The shift in Mr Sadr’s position has drawn accusations of treachery from Iran. An editorial by Tasnim, a private news agency based in Tehran, asked how he could visit Riyadh when Saudi Arabia was bombing Yemen and attacking its own Shia minority.
“It is obvious that Riyadh is now seeking to change the status of its relations with Baghdad to effectively reduce the influence of Iran,” it added.
At the height of the Iraqi insurgency hardly a mention of Mr Sadr’s name went unaccompanied by the description “fiery Shia cleric”. A son and son-in-law of ayatollahs killed during the rule of Saddam Hussein, he is not a senior religious official but has inherited a role as favoured leader of Iraq’s long-oppressed Shia working classes.
His Mahdi Army was eventually crushed between 2006 and 2008 by US forces working with Nuri al-Maliki, the prime minister of Iraq at the time but, as is often the case in these parts, the alliance was a shaky one. Mr Maliki pivoted ever more towards Iran, alienating Iraq’s Sunni minority just as the Americans were trying to win their trust before their 2011 pull-out — culminating in the Islamic State takeover of large parts of the country in 2014.
Mr Sadr, who always said his opposition to America was nationalist rather than religious, has since come to see Iranian domination as the greatest threat to his goal of an Iraqi “Islamic democracy”. As a result, while Mr Sadr and Mr Maliki pursue their feud, they have swapped geopolitical sides. The West, Saudi Arabia and their allies are all determined to stop Mr Maliki, who was forced out in 2014, from returning to office in elections next year.
Kirk Sowell, a Middle East risk analyst, said that Mr Sadr’s reconciliation with Saudi Arabia arose from his appeal to “Islamist nationalism”. He said: “He’s realised that in order to balance Iran, he must lower the sectarian temperature, otherwise the Iran-aligned factions will run away with the next election.”
Mr Sadr has led demonstrations against Haider al-Abadi, the pro-West prime minister who is from the same Shia-dominated party as Mr Maliki but is deeply opposed by him. The protests, which focus on government corruption, are also veiled attacks on Mr Maliki, who appointed many of the officials accused of enriching themselves.
The reopening of the Saudi border came after a meeting between Mr Sadr and Crown Prince Mohammed bin Salman; something that would have once seemed impossible.
Cynics say that every other foreign policy venture undertaken by the crown prince in the past two years has backfired, from the war in Yemen to the blockade of Qatar, and that Saudi Arabia will not re-establish influence until it forges better relations with Iran — rather than trying to undermine it.
Mr Sadr said in an interview with a Saudi-backed newspaper: “There are plans to secure peace and reject sectarianism in the region.
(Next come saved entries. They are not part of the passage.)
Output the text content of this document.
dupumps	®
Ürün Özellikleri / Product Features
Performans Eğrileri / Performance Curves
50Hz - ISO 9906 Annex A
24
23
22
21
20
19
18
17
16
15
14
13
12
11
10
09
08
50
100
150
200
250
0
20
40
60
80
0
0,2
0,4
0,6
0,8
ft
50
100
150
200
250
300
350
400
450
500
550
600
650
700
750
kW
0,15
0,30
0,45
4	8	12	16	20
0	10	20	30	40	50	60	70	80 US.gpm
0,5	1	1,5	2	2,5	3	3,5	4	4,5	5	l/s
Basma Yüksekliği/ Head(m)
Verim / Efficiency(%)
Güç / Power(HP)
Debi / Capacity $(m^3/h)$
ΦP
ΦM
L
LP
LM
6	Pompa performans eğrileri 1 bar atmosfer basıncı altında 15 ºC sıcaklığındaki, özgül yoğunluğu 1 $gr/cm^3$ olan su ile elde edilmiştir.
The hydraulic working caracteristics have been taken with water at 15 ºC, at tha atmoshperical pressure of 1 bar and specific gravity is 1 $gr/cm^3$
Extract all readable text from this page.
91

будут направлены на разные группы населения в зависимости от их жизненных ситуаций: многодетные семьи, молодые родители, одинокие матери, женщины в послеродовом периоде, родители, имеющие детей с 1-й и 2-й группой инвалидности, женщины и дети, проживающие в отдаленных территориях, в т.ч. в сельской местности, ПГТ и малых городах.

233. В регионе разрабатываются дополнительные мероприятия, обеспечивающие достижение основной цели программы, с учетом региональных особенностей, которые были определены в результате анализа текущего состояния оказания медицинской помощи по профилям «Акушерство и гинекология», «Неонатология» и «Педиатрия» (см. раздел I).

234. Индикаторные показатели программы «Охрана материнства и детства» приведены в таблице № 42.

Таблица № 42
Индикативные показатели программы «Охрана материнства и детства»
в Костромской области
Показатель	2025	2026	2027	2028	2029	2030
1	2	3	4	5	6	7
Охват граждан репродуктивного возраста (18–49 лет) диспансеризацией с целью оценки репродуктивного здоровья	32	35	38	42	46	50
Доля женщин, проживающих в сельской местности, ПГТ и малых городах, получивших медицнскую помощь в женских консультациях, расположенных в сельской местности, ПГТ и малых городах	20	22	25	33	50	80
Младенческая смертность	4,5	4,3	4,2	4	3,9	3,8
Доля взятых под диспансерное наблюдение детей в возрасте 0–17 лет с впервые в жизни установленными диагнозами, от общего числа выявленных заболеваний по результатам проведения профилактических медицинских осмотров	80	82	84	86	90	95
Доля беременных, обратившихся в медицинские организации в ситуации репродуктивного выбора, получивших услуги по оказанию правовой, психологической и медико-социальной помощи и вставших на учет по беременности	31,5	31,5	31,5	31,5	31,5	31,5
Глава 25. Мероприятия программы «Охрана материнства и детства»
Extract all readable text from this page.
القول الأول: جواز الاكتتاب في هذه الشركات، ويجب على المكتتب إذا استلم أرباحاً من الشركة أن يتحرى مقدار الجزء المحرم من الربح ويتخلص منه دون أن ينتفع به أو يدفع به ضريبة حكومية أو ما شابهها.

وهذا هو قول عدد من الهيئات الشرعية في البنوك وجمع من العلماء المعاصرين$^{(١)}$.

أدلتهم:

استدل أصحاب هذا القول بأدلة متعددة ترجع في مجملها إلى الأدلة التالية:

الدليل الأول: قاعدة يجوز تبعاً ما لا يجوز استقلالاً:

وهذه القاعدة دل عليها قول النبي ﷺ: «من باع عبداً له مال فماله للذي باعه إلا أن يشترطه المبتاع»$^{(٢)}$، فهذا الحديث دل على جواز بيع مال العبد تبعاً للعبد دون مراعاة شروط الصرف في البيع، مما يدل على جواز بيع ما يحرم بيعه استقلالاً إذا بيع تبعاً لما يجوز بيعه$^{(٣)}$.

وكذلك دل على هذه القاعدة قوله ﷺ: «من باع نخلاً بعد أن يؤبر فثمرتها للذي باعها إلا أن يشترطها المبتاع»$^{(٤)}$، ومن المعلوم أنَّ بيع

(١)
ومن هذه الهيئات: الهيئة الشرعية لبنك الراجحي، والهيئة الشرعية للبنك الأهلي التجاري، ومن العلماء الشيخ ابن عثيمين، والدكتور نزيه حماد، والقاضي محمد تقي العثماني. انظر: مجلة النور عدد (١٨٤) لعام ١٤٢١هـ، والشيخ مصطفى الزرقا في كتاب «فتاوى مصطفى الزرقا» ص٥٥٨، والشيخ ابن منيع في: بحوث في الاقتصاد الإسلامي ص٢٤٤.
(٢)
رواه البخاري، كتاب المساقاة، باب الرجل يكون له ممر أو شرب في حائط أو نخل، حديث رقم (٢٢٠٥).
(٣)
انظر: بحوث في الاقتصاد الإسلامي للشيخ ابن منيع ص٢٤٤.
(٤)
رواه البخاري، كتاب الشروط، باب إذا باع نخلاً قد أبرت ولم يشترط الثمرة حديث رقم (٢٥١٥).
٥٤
It is necessary to bring Iraq back into the Arab fold.”
A lot depends on whether Mr Sadr remains popular and whether his instinct that Iraqis will put their national identity above their Shia one is enough to turn them against Iran.
Mr Sowell said that anti-Iran sentiment in Iraq was outweighed by hostility to Saudi Arabia, seen by many as having backed Isis. “Sadr is taking a risk here,” he said. “If he fails, it could hurt him.”